The government have announced an extension of tax relief for UK film companies, which is worth an estimated £95 million annually. David Cameron has extended the scheme until the end of 2015. According to estimates from the film industry, the tax breaks make it cheaper to make a film in the UK than in the US, up to 40 percent cheaper.
The head of the British Film Institute, Greg Dyke said that the film industry would be thrilled by the news, which would create confidence among film makers who were finding it increasingly difficult to obtain finance. Among recent films to have been approved for tax relief are the Harry Potter series, Attack the Bloc and Brighton Rock, a drama.

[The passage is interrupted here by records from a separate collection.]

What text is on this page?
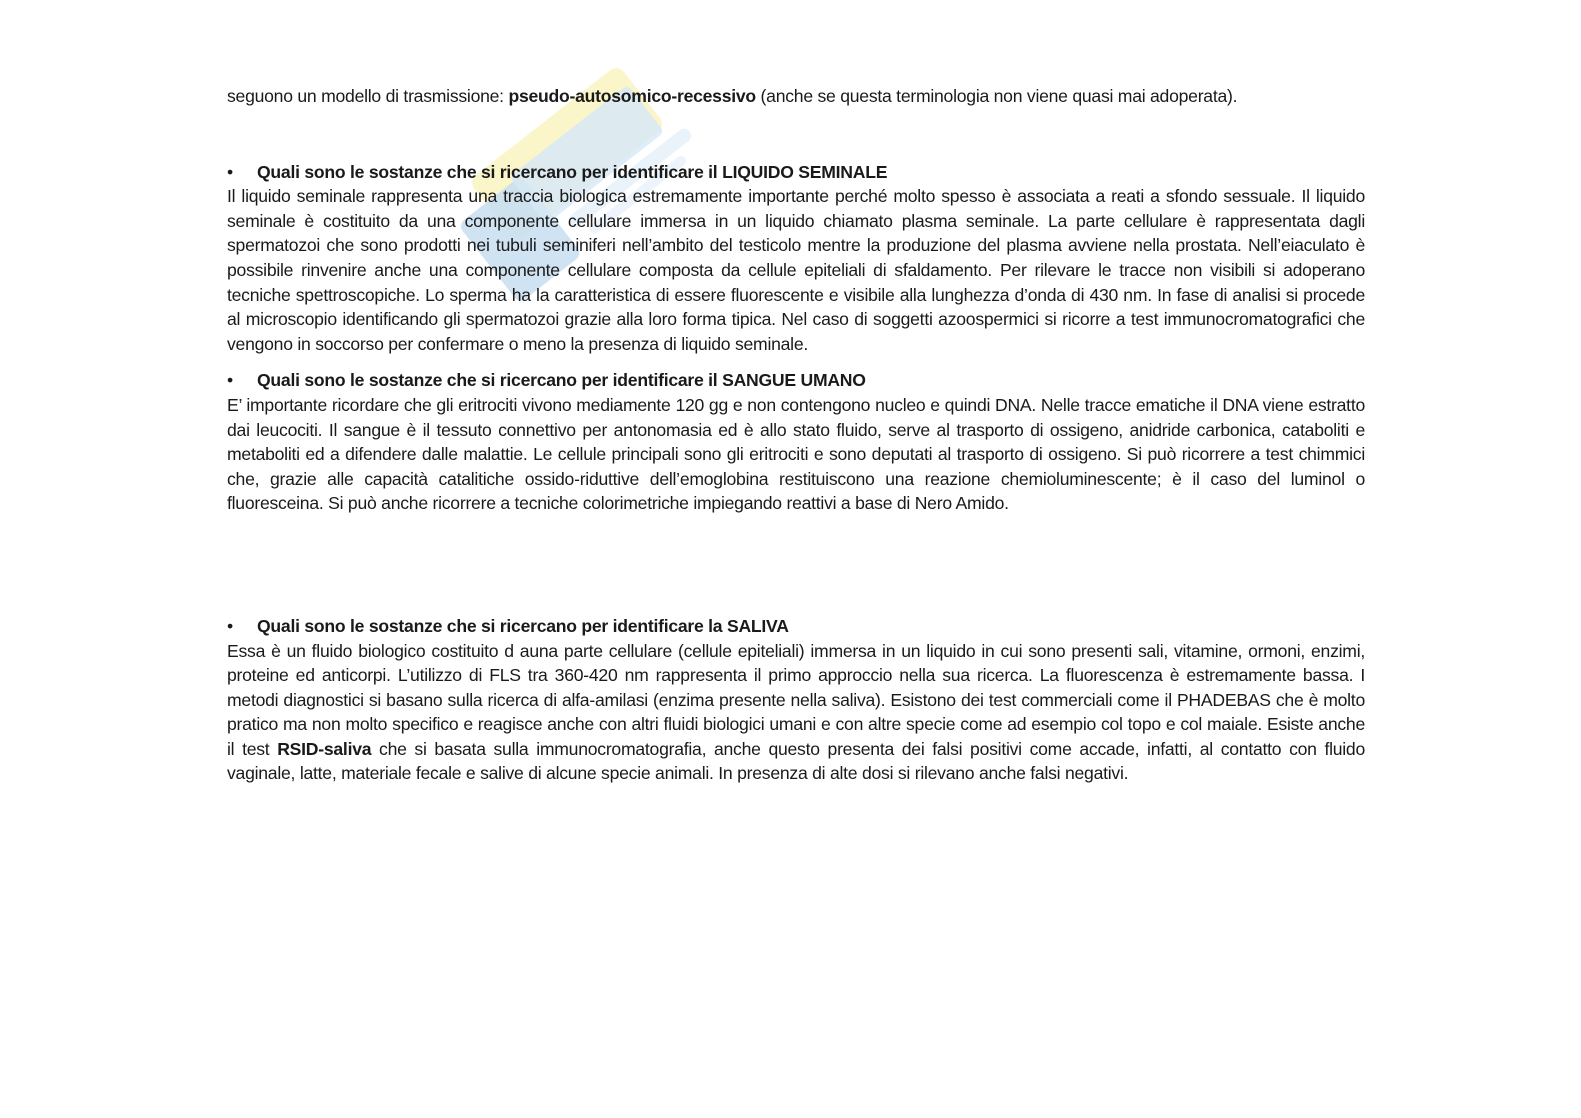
seguono un modello di trasmissione: pseudo-autosomico-recessivo (anche se questa terminologia non viene quasi mai adoperata).

• Quali sono le sostanze che si ricercano per identificare il LIQUIDO SEMINALE

Il liquido seminale rappresenta una traccia biologica estremamente importante perché molto spesso è associata a reati a sfondo sessuale. Il liquido seminale è costituito da una componente cellulare immersa in un liquido chiamato plasma seminale. La parte cellulare è rappresentata dagli spermatozoi che sono prodotti nei tubuli seminiferi nell’ambito del testicolo mentre la produzione del plasma avviene nella prostata. Nell’eiaculato è possibile rinvenire anche una componente cellulare composta da cellule epiteliali di sfaldamento. Per rilevare le tracce non visibili si adoperano tecniche spettroscopiche. Lo sperma ha la caratteristica di essere fluorescente e visibile alla lunghezza d’onda di 430 nm. In fase di analisi si procede al microscopio identificando gli spermatozoi grazie alla loro forma tipica. Nel caso di soggetti azoospermici si ricorre a test immunocromatografici che vengono in soccorso per confermare o meno la presenza di liquido seminale.

• Quali sono le sostanze che si ricercano per identificare il SANGUE UMANO

E’ importante ricordare che gli eritrociti vivono mediamente 120 gg e non contengono nucleo e quindi DNA. Nelle tracce ematiche il DNA viene estratto dai leucociti. Il sangue è il tessuto connettivo per antonomasia ed è allo stato fluido, serve al trasporto di ossigeno, anidride carbonica, cataboliti e metaboliti ed a difendere dalle malattie. Le cellule principali sono gli eritrociti e sono deputati al trasporto di ossigeno. Si può ricorrere a test chimmici che, grazie alle capacità catalitiche ossido-riduttive dell’emoglobina restituiscono una reazione chemioluminescente; è il caso del luminol o fluoresceina. Si può anche ricorrere a tecniche colorimetriche impiegando reattivi a base di Nero Amido.

• Quali sono le sostanze che si ricercano per identificare la SALIVA

Essa è un fluido biologico costituito d auna parte cellulare (cellule epiteliali) immersa in un liquido in cui sono presenti sali, vitamine, ormoni, enzimi, proteine ed anticorpi. L’utilizzo di FLS tra 360-420 nm rappresenta il primo approccio nella sua ricerca. La fluorescenza è estremamente bassa. I metodi diagnostici si basano sulla ricerca di alfa-amilasi (enzima presente nella saliva). Esistono dei test commerciali come il PHADEBAS che è molto pratico ma non molto specifico e reagisce anche con altri fluidi biologici umani e con altre specie come ad esempio col topo e col maiale. Esiste anche il test RSID-saliva che si basata sulla immunocromatografia, anche questo presenta dei falsi positivi come accade, infatti, al contatto con fluido vaginale, latte, materiale fecale e salive di alcune specie animali. In presenza di alte dosi si rilevano anche falsi negativi.
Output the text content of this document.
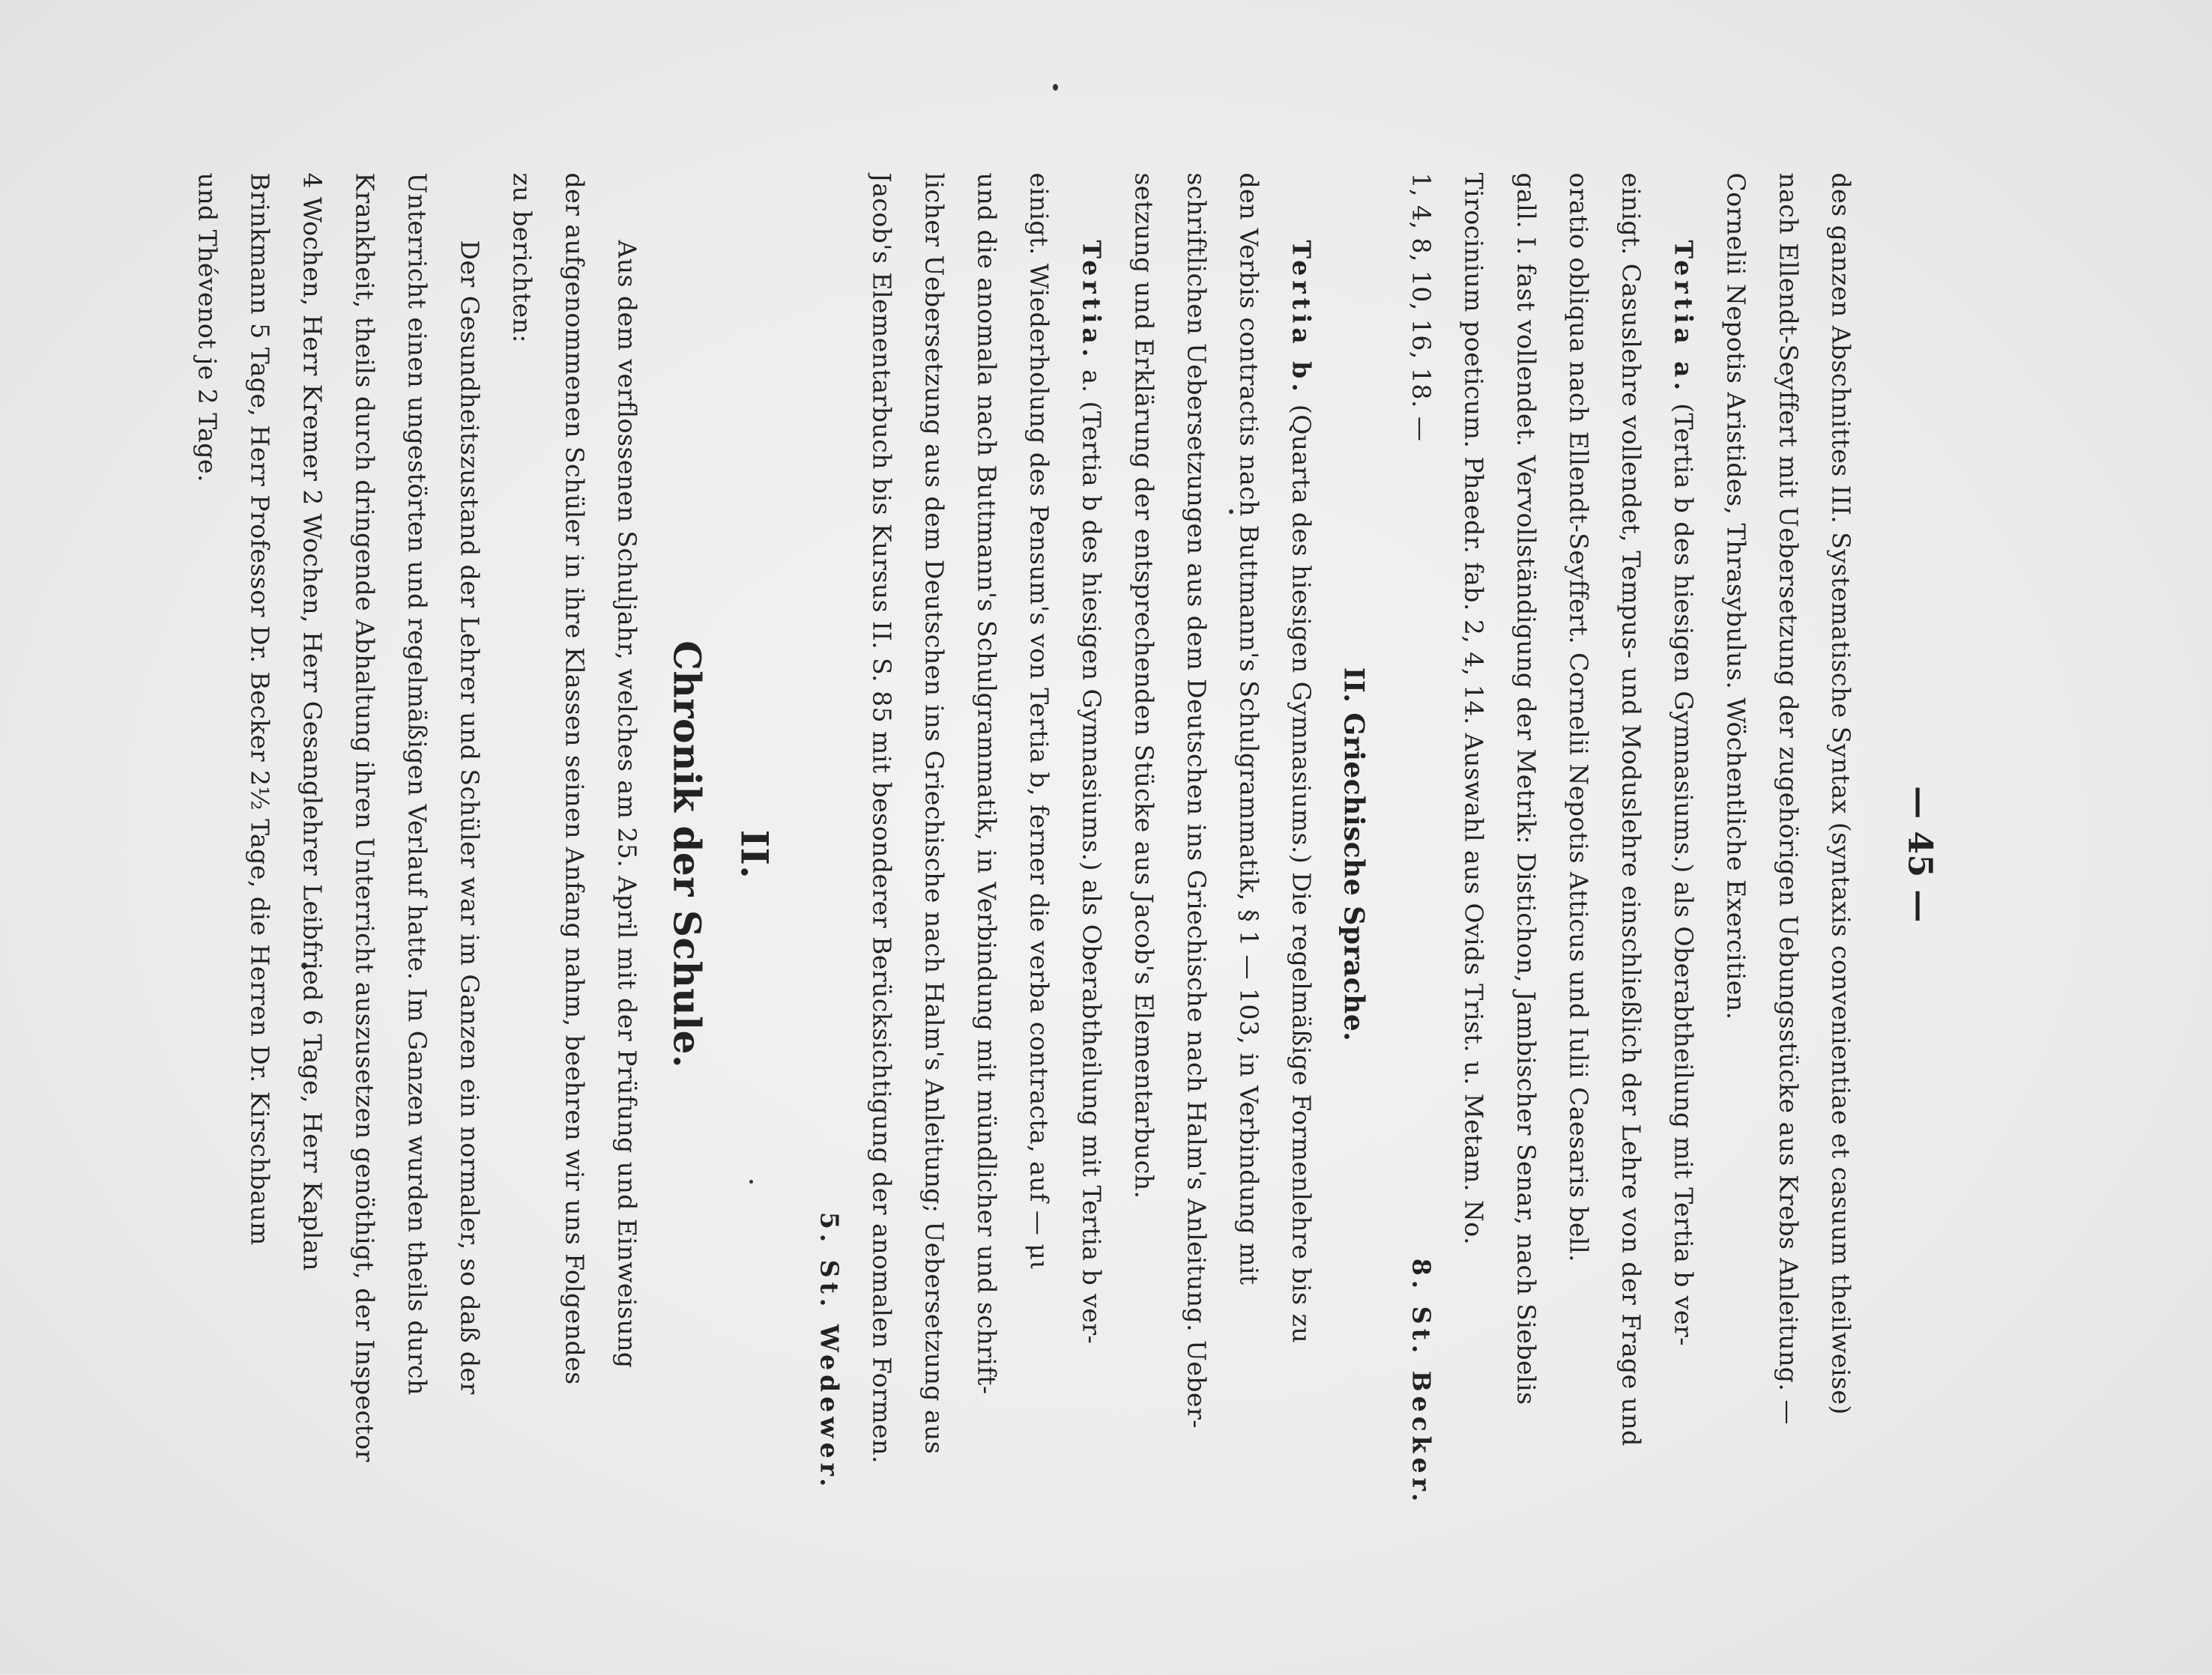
— 45 —
des ganzen Abschnittes III. Systematische Syntax (syntaxis convenientiae et casuum theilweise)
nach Ellendt-Seyffert mit Uebersetzung der zugehörigen Uebungsstücke aus Krebs Anleitung. —
Cornelii Nepotis Aristides, Thrasybulus. Wöchentliche Exercitien.
Tertia a. (Tertia b des hiesigen Gymnasiums.) als Oberabtheilung mit Tertia b ver-
einigt. Casuslehre vollendet, Tempus- und Moduslehre einschließlich der Lehre von der Frage und
oratio obliqua nach Ellendt-Seyffert. Cornelii Nepotis Atticus und Iulii Caesaris bell.
gall. I. fast vollendet. Vervollständigung der Metrik: Distichon, Jambischer Senar, nach Siebelis
Tirocinium poeticum. Phaedr. fab. 2, 4, 14. Auswahl aus Ovids Trist. u. Metam. No.
1, 4, 8, 10, 16, 18. —
8. St. Becker.
II. Griechische Sprache.
Tertia b. (Quarta des hiesigen Gymnasiums.) Die regelmäßige Formenlehre bis zu
den Verbis contractis nach Buttmann's Schulgrammatik, § 1 — 103, in Verbindung mit
schriftlichen Uebersetzungen aus dem Deutschen ins Griechische nach Halm's Anleitung. Ueber-
setzung und Erklärung der entsprechenden Stücke aus Jacob's Elementarbuch.
Tertia. a. (Tertia b des hiesigen Gymnasiums.) als Oberabtheilung mit Tertia b ver-
einigt. Wiederholung des Pensum's von Tertia b, ferner die verba contracta, auf — μι
und die anomala nach Buttmann's Schulgrammatik, in Verbindung mit mündlicher und schrift-
licher Uebersetzung aus dem Deutschen ins Griechische nach Halm's Anleitung; Uebersetzung aus
Jacob's Elementarbuch bis Kursus II. S. 85 mit besonderer Berücksichtigung der anomalen Formen.
5. St. Wedewer.
II.
Chronik der Schule.
Aus dem verflossenen Schuljahr, welches am 25. April mit der Prüfung und Einweisung
der aufgenommenen Schüler in ihre Klassen seinen Anfang nahm, beehren wir uns Folgendes
zu berichten:
Der Gesundheitszustand der Lehrer und Schüler war im Ganzen ein normaler, so daß der
Unterricht einen ungestörten und regelmäßigen Verlauf hatte. Im Ganzen wurden theils durch
Krankheit, theils durch dringende Abhaltung ihren Unterricht auszusetzen genöthigt, der Inspector
4 Wochen, Herr Kremer 2 Wochen, Herr Gesanglehrer Leibfried 6 Tage, Herr Kaplan
Brinkmann 5 Tage, Herr Professor Dr. Becker 2½ Tage, die Herren Dr. Kirschbaum
und Thévenot je 2 Tage.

Expenses which are eligible for the tax relief are usually pre-production, principle photography and post-production, but doesn’t include the distribution or development of the film. A production budget of £20 million or less qualifies for a 25 percent tax rebate on qualifying expenditure, while production budgets of over £20 million can claim 20 percent tax relief.
The film industry generates more than £4.5 billion annually to the UK Gross Domestic product, while £1.2 billion goes to the exchequer. A report produced by the UK Film Council warned that the film industry in the UK may not survive the scrapping of the tax relief. As the industry employs about 36,000 people directly and benefits the same number again indirectly, the film industry can support economic growth.